The Cattlemen's Ball
Because of the generosity of the Cattlemen's Ball of Nebraska, Inc., the Fred & Pamela Buffett Cancer Center is able to fund multiple research pilot projects annually.
"The Cattlemen's Ball is a unique fund raiser where 90 percent of the proceeds goes to the Buffett Cancer Center to support cancer research," Dr. Cowan said. "Without the generosity of the Cattlemen's Ball and all of the cancer center's donors, this pilot grant program would not be possible and many novel exciting research projects would not be initiated."
Since its beginning in 1998, the Cattlemen's Ball of Nebraska has raised more than $13 million for cancer research at the Fred & Pamela Buffett Cancer Center. This year's ball is taking place at Hergott Farm in Hebron, Neb., on June 1 and 2. For tickets and more event information, click here.
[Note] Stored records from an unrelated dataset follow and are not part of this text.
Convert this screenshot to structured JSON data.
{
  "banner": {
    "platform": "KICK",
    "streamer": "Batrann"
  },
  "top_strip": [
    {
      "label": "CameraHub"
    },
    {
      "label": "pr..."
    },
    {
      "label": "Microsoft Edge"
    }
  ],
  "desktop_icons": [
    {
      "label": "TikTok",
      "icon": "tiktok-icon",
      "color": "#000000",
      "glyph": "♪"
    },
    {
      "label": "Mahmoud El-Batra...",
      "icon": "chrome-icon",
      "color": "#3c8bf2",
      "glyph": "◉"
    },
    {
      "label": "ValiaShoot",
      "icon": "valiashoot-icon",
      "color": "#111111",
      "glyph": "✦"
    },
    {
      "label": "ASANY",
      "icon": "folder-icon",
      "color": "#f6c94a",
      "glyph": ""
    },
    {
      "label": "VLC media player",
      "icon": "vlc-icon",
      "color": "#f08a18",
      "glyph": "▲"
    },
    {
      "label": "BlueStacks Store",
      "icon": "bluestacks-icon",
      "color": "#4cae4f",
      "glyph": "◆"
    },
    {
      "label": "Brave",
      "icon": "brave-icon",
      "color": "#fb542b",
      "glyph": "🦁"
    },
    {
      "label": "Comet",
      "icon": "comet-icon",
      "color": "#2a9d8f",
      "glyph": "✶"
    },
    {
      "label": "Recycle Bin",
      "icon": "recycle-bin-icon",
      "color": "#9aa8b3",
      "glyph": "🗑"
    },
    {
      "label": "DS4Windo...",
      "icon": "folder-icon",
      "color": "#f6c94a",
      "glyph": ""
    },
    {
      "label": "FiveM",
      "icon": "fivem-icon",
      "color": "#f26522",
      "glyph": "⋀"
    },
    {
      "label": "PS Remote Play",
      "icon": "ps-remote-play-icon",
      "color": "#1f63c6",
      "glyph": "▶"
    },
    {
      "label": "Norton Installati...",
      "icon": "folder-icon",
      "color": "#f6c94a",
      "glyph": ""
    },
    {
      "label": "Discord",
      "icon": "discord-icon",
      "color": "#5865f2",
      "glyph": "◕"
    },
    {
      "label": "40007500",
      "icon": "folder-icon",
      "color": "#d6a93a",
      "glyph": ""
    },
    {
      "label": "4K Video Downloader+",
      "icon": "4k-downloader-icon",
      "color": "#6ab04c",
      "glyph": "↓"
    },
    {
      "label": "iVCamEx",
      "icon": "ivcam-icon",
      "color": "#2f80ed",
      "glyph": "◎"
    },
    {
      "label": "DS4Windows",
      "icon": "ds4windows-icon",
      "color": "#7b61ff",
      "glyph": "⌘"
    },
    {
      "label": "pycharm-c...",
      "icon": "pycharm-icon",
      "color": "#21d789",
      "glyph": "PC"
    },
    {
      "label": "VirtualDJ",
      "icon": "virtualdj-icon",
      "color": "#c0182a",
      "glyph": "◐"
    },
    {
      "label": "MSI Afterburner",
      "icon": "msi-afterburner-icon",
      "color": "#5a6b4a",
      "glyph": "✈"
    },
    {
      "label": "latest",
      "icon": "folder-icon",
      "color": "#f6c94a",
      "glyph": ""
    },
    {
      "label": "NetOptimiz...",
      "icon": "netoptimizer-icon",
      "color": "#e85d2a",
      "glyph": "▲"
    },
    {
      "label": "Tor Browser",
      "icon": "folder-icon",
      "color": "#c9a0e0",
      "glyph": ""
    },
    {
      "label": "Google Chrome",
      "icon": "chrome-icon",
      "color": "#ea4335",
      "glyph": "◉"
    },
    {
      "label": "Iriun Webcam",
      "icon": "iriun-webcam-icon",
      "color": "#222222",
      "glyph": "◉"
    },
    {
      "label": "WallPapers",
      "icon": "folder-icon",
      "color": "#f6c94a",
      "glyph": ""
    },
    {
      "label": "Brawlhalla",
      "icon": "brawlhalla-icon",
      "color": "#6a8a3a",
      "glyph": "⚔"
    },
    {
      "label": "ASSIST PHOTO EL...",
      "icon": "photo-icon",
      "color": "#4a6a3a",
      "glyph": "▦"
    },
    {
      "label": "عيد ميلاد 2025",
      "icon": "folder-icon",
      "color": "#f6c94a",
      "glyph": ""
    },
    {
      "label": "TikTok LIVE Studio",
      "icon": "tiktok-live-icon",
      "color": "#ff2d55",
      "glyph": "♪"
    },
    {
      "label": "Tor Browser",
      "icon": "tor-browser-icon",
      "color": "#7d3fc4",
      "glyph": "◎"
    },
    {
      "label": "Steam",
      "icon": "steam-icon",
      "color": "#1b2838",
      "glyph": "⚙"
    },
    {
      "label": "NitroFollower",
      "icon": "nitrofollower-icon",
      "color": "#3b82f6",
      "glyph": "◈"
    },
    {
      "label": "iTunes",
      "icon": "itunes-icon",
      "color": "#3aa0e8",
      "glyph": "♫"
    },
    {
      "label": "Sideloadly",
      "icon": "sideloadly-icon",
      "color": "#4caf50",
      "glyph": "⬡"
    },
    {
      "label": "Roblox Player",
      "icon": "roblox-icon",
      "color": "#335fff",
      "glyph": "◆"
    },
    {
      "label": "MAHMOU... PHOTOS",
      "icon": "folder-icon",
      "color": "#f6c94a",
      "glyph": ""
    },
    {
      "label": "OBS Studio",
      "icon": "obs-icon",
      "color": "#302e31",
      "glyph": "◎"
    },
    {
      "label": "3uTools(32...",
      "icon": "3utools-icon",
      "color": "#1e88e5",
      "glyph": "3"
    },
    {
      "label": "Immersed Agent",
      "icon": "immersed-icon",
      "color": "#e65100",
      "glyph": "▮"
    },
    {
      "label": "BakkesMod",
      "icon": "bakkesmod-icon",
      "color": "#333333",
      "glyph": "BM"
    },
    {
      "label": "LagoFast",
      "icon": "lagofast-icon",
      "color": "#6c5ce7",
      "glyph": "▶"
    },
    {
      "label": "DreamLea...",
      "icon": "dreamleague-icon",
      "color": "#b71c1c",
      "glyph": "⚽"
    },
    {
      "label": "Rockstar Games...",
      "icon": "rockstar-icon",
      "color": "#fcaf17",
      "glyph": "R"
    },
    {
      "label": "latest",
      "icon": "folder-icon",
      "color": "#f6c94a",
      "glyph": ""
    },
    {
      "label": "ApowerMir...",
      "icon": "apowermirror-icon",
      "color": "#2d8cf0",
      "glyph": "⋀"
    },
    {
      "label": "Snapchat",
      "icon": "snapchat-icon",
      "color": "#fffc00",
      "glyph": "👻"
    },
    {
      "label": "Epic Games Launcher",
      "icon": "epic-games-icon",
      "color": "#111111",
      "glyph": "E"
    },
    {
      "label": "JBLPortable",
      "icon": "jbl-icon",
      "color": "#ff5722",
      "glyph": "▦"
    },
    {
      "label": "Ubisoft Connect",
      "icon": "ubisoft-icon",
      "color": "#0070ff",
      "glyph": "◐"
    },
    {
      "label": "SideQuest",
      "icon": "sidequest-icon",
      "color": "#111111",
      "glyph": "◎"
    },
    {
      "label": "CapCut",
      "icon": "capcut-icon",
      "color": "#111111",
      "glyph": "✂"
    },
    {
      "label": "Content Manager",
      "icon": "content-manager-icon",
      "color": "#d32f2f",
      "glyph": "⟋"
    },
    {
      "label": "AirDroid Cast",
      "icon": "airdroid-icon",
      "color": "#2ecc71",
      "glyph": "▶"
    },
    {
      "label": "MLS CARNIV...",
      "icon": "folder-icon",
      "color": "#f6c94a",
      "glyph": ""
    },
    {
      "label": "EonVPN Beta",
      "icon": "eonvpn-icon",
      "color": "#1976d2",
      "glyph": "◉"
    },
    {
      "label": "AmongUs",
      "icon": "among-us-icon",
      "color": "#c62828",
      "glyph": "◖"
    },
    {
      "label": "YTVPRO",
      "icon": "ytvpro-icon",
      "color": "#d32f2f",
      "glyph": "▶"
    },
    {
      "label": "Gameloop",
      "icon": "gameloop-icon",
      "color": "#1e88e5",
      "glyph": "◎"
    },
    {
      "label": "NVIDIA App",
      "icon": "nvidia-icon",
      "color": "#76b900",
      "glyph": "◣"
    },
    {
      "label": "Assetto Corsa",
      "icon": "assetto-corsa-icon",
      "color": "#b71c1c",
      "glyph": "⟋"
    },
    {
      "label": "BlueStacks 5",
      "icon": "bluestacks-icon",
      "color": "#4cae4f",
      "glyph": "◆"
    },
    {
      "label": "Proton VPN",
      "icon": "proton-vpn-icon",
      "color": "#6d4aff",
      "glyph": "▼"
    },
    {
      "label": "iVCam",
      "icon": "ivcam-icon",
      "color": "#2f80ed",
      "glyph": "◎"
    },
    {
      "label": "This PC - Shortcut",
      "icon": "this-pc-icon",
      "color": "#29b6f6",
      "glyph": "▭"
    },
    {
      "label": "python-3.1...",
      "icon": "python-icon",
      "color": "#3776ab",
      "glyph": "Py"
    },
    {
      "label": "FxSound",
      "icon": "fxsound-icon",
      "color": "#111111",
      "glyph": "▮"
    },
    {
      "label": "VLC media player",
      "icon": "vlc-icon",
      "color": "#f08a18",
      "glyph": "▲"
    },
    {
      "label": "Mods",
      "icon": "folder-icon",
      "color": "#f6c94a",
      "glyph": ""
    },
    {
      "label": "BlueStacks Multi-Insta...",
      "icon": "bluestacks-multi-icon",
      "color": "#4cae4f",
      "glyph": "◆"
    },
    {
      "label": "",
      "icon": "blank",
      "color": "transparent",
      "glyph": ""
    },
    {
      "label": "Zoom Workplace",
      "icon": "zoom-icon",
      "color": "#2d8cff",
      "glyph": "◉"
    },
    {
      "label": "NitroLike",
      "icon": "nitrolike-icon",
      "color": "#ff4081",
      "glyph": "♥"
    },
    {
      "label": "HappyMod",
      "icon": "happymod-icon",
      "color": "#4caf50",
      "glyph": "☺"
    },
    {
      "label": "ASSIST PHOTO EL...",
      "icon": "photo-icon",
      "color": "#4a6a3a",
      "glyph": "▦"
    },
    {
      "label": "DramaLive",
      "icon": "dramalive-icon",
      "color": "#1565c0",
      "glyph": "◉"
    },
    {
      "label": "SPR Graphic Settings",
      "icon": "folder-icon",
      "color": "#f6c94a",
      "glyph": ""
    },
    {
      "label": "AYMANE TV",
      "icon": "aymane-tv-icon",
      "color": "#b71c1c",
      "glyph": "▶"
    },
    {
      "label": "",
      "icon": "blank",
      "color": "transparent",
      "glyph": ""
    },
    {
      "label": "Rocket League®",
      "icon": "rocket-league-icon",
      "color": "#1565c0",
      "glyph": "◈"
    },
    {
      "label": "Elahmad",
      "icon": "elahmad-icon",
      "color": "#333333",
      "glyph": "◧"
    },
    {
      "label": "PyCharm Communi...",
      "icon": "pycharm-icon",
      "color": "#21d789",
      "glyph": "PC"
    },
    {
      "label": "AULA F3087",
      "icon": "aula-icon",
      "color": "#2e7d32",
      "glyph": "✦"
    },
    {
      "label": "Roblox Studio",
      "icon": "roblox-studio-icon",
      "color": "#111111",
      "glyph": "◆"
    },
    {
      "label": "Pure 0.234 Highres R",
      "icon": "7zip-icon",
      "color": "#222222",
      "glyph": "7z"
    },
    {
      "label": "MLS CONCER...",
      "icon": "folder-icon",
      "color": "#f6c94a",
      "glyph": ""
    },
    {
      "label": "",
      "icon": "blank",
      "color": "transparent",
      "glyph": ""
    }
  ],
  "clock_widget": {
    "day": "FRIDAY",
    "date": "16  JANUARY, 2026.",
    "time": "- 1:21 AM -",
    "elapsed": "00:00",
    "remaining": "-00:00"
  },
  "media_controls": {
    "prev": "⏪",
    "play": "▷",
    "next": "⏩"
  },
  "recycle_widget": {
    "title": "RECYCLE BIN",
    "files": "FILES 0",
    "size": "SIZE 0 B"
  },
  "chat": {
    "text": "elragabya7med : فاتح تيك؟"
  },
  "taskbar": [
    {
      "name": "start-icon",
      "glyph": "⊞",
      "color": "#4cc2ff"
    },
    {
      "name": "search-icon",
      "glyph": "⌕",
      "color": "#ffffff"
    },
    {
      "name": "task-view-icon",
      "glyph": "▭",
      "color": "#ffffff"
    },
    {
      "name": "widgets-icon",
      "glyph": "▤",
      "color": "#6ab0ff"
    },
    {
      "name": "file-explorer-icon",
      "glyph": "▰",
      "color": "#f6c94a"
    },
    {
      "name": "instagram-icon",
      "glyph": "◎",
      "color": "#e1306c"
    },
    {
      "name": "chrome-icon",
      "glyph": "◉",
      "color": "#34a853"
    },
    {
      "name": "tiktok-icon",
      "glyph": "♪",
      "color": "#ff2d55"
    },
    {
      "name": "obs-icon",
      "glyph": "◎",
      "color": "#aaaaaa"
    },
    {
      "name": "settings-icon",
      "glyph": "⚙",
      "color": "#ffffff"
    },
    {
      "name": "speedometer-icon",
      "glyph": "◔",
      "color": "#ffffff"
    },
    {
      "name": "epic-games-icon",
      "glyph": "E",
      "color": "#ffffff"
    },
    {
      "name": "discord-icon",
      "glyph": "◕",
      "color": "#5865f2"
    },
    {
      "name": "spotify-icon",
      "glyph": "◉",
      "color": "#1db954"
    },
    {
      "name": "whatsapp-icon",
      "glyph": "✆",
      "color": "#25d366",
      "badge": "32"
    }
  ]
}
"The overall goal of the program is to initiate pilot research projects that have the potential to develop into nationally funded high-impact translational cancer research projects in the cancer center," said Ken Cowan, M.D., Ph.D., director of the Fred & Pamela Buffett Cancer Center.
Forty-five applications were received for six target areas that were identified by the cancer center's senior leadership team and its external advisory board:
- molecular and biochemical etiology;
- cancer genes and molecular regulation;
- gastrointestinal cancer;
- cancer prevention and control;
- investigator-initiated cancer concepts; and
- American Cancer Society Institutional Research Grant pilot projects (i.e. junior investigator awards).
"The opportunity to partner with the Fred & Pamela Buffett Cancer Center to fund six additional pilot grants totaling $325,000 was an excellent opportunity for what will hopefully lead to future funding from national agencies for these investigators," said Don Coulter, M.D., associate professor of pediatric hematology and oncology and director of the UNMC Pediatric Cancer Research Center.
All applicants were invited to participate in the review session, which was a single study section wherein all of the submitted proposals were reviewed.
"This unique format was employed in order to gather appropriate expertise, and expedite and ensure the transparency and integrity of the review process," said Tony Hollingsworth, Ph.D., associate director for basic research at the Fred & Pamela Buffett Cancer Center. "Study section participants were required to excuse themselves from the review of their applications and those for which they had any identified conflict of interest, but they were encouraged to take part in the discussion, evaluation, and voting process for all other applications.
"In effect, the applicants established the priority scores that resulted in the selection of awarded grants," he said.
The study section required a full day of commitment from participants, which included applicants from UNMC, the University of Nebraska at Kearney and the University of Nebraska at Omaha.